David Cameron in the Commons
David Cameron has hinted at Syria action

The prime minister has fended off criticism by the Labour leader Ed Miliband over the latest employment figures which suggest that more than 118,000 people lost their jobs in October and November.

The unemployment figure jumped to 2.68 million in the three months to November, the worst since the summer of 1994, giving the UK a jobless rate of 8.4%.

The number of unemployed 16-24-year-olds increased by 52,000 over the quarter to 1.04 million, the highest since records began in 1992.

Miliband said in the Commons that unemployment had risen for the sixth month running and asked David Cameron: "Do you think it has anything to do with your government?"

But Cameron turned on Miliband and accused him of having "no idea" of how to make policy. He said Miliband was "so incompetent he can't even do a U-turn properly".

The prime minister said: "The government takes absolute responsibility for everything that happens in our economy and I take responsibility for that.

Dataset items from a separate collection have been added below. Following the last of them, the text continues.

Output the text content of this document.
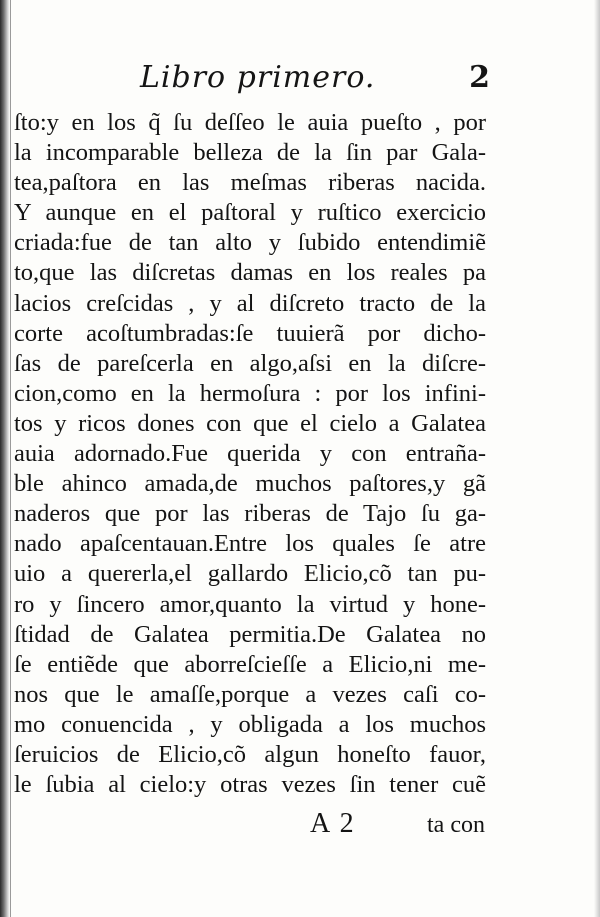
Libro primero.	2
ſto:y en los q̃ ſu deſſeo le auia pueſto , por
la incomparable belleza de la ſin par Gala-
tea,paſtora en las meſmas riberas nacida.
Y aunque en el paſtoral y ruſtico exercicio
criada:fue de tan alto y ſubido entendimiẽ
to,que las diſcretas damas en los reales pa
lacios creſcidas , y al diſcreto tracto de la
corte acoſtumbradas:ſe tuuierã por dicho-
ſas de pareſcerla en algo,aſsi en la diſcre-
cion,como en la hermoſura : por los infini-
tos y ricos dones con que el cielo a Galatea
auia adornado.Fue querida y con entraña-
ble ahinco amada,de muchos paſtores,y gã
naderos que por las riberas de Tajo ſu ga-
nado apaſcentauan.Entre los quales ſe atre
uio a quererla,el gallardo Elicio,cõ tan pu-
ro y ſincero amor,quanto la virtud y hone-
ſtidad de Galatea permitia.De Galatea no
ſe entiẽde que aborreſcieſſe a Elicio,ni me-
nos que le amaſſe,porque a vezes caſi co-
mo conuencida , y obligada a los muchos
ſeruicios de Elicio,cõ algun honeſto fauor,
le ſubia al cielo:y otras vezes ſin tener cuẽ
A 2	ta con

"Any increase in unemployment is disappointing and it's obviously a tragedy for the person who becomes unemployed and can lead to real difficulty for that family and that is why we are taking so much action to try and help people to get back into work."

But he stressed there were some positives in the Office for National Statistics figures.

"If you look at the figures, it is noteworthy that while the increase in unemployment is hugely unwelcome there is still an increase in the number of people employed - another 18,000 people in work.

"What that shows is that we need more private sector employment; we need to move further and faster on that agenda.

"It is also noteworthy to note that there is a small decrease in long-term unemployment and I hope that shows that schemes like the Work Programme are beginning to have an effect."

Miliband, who had earlier changed his policy on spending cuts to align Labour with the government, was accused of "standing on a rake" by the PoliticsHome.com editor Paul Waugh after he said: "The prime minister has to change course."

Cameron stepped up his attack on the Labour leader, joking that Miliband "changed course every day" and was "an expert in changing course".